About DeskBox
A Windows desktop organizer started by a product manager and built with AI
Why I built it
After all these years, the Windows desktop is still one of the most frequently used surfaces. Once files pile up, it quickly turns into a mess that almost every Windows user knows.
Microsoft has never really solved this exact problem. Many organizer tools are either too heavy or force you to change familiar habits.
So I built one myself. DeskBox does not replace your desktop; it adds a more useful organization layer above it.
Tech choices
DeskBox uses WinUI 3 + .NET 8 because a desktop utility should feel like part of the system, not a foreign shell.
Modern rounded corners, transparency and animations can coexist with controlled resource usage. That is much harder to achieve with heavier cross-platform stacks.
About Windows 10
DeskBox currently supports only basic behavior on Windows 10, and appearance customization may be unavailable.
Some WinUI 3 APIs are not supported on Windows 10. Forcing compatibility would hurt stability and performance.

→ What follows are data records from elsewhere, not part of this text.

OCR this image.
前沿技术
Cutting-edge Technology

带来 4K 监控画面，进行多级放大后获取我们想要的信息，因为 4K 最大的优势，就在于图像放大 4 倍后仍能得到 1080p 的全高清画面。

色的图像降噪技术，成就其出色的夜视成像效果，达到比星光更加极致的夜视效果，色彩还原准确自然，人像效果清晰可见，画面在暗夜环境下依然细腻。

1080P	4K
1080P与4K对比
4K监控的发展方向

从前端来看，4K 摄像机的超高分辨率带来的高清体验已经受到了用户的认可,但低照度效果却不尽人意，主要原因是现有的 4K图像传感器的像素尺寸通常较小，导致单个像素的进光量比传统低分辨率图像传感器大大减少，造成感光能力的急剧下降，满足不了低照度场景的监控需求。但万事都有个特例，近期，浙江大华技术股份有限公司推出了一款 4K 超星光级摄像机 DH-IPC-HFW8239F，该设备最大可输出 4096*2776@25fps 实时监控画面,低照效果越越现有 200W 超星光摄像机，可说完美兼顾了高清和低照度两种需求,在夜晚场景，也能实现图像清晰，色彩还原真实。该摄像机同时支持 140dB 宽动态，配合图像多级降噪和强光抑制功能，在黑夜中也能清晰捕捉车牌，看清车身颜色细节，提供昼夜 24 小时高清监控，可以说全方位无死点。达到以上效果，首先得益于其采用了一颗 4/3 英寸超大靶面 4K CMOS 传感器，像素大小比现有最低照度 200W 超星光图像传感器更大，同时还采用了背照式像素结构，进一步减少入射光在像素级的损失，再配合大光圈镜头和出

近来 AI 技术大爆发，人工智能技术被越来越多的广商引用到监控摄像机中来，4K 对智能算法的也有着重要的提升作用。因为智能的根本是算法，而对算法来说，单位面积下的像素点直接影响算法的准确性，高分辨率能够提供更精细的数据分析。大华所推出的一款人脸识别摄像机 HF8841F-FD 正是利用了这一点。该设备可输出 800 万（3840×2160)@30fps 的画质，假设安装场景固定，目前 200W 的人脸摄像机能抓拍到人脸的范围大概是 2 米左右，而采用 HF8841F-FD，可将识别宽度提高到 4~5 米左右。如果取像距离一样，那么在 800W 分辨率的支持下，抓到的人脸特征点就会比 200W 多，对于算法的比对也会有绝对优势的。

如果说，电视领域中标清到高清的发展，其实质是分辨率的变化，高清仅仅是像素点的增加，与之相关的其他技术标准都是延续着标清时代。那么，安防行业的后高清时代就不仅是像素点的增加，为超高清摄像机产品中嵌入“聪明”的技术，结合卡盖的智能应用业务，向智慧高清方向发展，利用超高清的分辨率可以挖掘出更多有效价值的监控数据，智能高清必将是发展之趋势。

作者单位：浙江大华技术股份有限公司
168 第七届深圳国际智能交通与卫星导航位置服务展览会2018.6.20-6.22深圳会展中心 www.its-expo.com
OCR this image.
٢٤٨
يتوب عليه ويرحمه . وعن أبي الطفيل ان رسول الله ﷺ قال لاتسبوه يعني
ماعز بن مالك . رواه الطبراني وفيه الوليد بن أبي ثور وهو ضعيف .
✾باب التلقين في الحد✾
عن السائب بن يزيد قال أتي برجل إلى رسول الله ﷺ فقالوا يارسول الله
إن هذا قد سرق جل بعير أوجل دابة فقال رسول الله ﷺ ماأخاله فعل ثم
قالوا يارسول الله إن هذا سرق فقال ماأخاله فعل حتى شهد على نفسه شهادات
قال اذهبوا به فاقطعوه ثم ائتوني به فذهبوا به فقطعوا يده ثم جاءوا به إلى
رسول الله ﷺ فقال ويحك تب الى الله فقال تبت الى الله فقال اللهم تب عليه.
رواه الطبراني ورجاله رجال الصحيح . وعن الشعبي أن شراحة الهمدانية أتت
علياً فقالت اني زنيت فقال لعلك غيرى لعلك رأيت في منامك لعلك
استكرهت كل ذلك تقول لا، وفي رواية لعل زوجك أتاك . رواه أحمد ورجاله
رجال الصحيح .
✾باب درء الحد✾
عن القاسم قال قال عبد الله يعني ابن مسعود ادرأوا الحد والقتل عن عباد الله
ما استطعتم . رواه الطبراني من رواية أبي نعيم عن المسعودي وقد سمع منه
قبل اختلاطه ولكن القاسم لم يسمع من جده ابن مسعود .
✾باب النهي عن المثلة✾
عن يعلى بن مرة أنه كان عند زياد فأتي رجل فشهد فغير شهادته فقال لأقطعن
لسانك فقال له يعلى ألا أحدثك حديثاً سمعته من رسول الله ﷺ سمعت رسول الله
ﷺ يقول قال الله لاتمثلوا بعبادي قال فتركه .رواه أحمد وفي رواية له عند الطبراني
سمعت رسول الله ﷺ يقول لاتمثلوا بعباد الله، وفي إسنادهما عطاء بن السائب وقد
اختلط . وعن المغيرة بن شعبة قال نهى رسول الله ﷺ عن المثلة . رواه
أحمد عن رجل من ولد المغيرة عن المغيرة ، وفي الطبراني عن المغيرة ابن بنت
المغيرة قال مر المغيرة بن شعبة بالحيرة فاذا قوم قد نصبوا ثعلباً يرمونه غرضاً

Compatibility will be explored, but not at the cost of the overall experience.
About me
My name is Tianyu Zhu, and I work as a product manager. DeskBox started from a simple need: my desktop was getting messy, and I could not find a lightweight organizer that felt native to Windows.
I am not a traditional programmer. Most of this project was built with Xiaomi MiMo 2.5 Pro, with parts assisted by Codex GPT-5.5. AI made it possible for a non-programmer to build something useful, which is pretty exciting.
DeskBox began as a personal GitHub project and unexpectedly found real users. I opened the WeChat account Dayu Lab for Chinese users who cannot access GitHub easily. There will be bugs, but I keep improving it after work when I can.